Irish Authors

In honor of St. Patrick’s Day, I chose 10 Irish authors of note to recognize. The endeavor was educational, as I didn’t know several were Irish. There’s no order or ranking.

  1. Abraham Stoker – Better known as Bram Stoker created villainous vampire, Dracula. Also wrote The Lair of the White Worm and The Lady of the Shroud.
  2. James Joyce – Considered one of the most influential authors of the 20th Most famous works: Ulysses, A Portrait of an Artist as a Young Man, Finnegan’s Wake, The Dead.
  3. Jonathan Swift – Every word Swift wrote was chosen to express the opinionated sarcasm in his works. Notable works: Gulliver’s Travels, A Tale of a Tub.
  4. Samuel Beckett – Known as one of the most influential playwrights, poets, and novelists of the 20th century. Writing in both English and in French, his writing is known to express a bleak outlook on human life and culture while incorporating gallows humor and black comedy. Notable works: Waiting for Godot (play), Molloy.
  5. Anne Enright (born 1962). Pulitzer-prize winner Enright is famous for her novels, short stories, and essay collections about familial relationships, love, sex, and Ireland’s culture and the obstacles the country has overcome. Notable works: The Gathering, The Wig My Father Wore, Making Babies: Stumbling into Motherhood.
  6. Oscar Wilde – After writing in different forms throughout the 1880s, Wilde became one of London’s most popular playwrights in the early 1890s. Today he is remembered for his epigrams, his novel The Picture of Dorian Gray, his plays, as well as the circumstances of his imprisonment and early death. Other notable works: Salome, The Ideal Husband, The Importance of Being Earnest.
  7. George Bernard Shaw – Wrote more than sixty plays, including major works such as Man and Superman, Pygmalion (the film My Fair Lady is a musical of the story), and Saint Joan. With a range incorporating both contemporary satire and historical allegory, Shaw became the leading dramatist of his generation, and in 1925 was awarded the Nobel Prize in Literature.
  8. Edna O’Brien (born 1930) – A novelist, memoirist, playwright, poet, and short story writer. Her works often revolve around the feelings of women, and their problems in relating to men, and to society. Her first novel, The Country Girls, is often credited with breaking the silence on sexual matters and social issues during a repressive period in Ireland following WWII. The book was banned, burned, and denounced from the pulpit and O’Brien left Ireland behind. Notable works: The Country Girls, Saints and Sinners.

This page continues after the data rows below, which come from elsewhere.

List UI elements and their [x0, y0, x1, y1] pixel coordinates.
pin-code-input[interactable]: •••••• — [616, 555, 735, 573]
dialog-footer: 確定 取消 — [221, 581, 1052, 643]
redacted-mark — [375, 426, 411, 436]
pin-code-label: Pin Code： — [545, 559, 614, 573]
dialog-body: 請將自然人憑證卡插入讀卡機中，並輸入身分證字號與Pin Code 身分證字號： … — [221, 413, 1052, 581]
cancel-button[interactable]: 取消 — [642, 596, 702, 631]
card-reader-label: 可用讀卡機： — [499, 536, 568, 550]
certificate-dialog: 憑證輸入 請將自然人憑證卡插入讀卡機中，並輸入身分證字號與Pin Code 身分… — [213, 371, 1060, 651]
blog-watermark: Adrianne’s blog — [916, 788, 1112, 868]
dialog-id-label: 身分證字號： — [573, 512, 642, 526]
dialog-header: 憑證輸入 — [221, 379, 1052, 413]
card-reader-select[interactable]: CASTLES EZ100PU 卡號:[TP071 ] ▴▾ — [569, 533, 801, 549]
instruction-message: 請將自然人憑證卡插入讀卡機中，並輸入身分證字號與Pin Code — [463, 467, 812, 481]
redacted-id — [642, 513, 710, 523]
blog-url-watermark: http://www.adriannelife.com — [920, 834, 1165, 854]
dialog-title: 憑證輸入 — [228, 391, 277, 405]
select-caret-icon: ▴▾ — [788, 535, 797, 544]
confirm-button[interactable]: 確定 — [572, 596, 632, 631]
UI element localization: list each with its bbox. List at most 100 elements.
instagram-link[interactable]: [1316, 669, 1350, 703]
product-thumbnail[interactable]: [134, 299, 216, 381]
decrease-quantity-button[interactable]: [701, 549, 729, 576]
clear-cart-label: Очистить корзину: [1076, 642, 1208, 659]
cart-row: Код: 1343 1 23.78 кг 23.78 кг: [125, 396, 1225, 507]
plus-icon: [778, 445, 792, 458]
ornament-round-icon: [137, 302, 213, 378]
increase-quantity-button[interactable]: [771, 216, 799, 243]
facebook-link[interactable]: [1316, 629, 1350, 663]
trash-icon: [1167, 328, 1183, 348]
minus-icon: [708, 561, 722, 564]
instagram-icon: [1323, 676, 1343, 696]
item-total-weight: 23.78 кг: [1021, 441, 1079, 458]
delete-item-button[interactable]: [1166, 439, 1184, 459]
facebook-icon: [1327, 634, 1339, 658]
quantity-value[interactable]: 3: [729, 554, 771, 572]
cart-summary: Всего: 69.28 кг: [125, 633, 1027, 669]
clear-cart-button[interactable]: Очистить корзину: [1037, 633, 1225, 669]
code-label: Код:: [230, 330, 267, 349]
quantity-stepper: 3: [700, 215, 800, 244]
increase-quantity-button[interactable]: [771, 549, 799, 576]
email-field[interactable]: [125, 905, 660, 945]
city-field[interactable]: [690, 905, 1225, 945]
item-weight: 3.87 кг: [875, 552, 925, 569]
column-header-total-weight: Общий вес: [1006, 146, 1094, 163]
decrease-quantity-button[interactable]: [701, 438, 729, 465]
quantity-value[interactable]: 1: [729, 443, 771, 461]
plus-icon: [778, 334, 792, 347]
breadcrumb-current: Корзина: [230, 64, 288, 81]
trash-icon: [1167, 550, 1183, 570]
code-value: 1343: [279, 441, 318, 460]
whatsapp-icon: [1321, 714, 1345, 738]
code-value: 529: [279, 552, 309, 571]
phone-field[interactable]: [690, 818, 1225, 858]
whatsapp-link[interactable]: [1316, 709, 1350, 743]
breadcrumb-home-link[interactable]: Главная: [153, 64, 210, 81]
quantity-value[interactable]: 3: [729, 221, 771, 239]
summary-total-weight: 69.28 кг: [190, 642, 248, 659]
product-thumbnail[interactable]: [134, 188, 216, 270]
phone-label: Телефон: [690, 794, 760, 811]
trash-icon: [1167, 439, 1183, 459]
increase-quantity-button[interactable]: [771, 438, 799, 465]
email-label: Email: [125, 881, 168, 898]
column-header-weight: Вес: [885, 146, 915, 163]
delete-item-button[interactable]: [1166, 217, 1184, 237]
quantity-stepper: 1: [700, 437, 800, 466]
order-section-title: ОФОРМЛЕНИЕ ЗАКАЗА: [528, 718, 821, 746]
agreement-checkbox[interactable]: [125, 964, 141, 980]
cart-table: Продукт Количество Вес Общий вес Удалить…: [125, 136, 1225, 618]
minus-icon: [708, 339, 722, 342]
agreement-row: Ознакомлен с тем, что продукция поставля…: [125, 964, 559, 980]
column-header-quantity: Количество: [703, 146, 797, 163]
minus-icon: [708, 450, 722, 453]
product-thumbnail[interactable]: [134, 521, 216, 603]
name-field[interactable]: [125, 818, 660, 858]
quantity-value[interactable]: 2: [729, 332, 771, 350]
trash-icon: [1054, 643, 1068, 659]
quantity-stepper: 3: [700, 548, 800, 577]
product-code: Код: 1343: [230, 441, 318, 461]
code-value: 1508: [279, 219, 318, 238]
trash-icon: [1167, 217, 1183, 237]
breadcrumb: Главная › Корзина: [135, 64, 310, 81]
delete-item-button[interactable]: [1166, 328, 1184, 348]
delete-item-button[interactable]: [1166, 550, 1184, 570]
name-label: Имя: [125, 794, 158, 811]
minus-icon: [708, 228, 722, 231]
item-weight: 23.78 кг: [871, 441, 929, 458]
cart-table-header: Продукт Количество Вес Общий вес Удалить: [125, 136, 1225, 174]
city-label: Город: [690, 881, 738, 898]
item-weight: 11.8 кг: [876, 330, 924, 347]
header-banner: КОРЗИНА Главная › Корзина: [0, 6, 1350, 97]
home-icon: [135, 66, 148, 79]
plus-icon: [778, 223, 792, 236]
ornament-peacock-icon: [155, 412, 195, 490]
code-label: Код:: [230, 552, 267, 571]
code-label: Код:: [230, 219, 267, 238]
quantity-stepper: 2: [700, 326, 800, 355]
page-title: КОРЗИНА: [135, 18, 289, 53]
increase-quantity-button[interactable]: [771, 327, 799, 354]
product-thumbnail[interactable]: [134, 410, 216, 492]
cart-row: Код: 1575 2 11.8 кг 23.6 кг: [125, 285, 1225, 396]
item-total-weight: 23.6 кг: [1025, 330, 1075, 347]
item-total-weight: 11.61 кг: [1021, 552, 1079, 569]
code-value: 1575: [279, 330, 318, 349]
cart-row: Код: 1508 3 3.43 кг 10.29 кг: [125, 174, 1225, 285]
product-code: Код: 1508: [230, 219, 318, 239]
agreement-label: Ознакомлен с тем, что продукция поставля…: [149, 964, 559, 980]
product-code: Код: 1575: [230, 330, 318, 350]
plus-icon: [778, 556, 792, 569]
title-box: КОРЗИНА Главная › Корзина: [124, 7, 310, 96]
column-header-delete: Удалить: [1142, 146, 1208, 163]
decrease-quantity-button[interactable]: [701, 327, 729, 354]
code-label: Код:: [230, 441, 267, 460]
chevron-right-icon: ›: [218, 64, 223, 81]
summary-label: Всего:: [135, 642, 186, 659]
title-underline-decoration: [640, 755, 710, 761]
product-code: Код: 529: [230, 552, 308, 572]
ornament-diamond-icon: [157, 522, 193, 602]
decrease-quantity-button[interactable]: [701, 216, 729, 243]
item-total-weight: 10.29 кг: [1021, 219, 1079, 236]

  9. Eimear McBride (born 1976) – An Irish novelist whose debut novel, A Girl Is a Half-formed Thing, won the inaugural Goldsmiths Prize in 2013 and the 2014 Baileys Women’s Prize for Fiction. Published her second novel, The Lesser Bohemians, in 2016.
  10. Emma Donoghue (born 1969) – Donoghue’s second book for younger readers, The Lotterys More Or Less, illustrated by Caroline Hadilaksono and coming in Autumn 2018, is a sequel to The Lotterys Plus One. Her book, Room, became a feature film, winning a Best Actress Oscar for Brie Larson. Other notable works: The Wonder, Astray.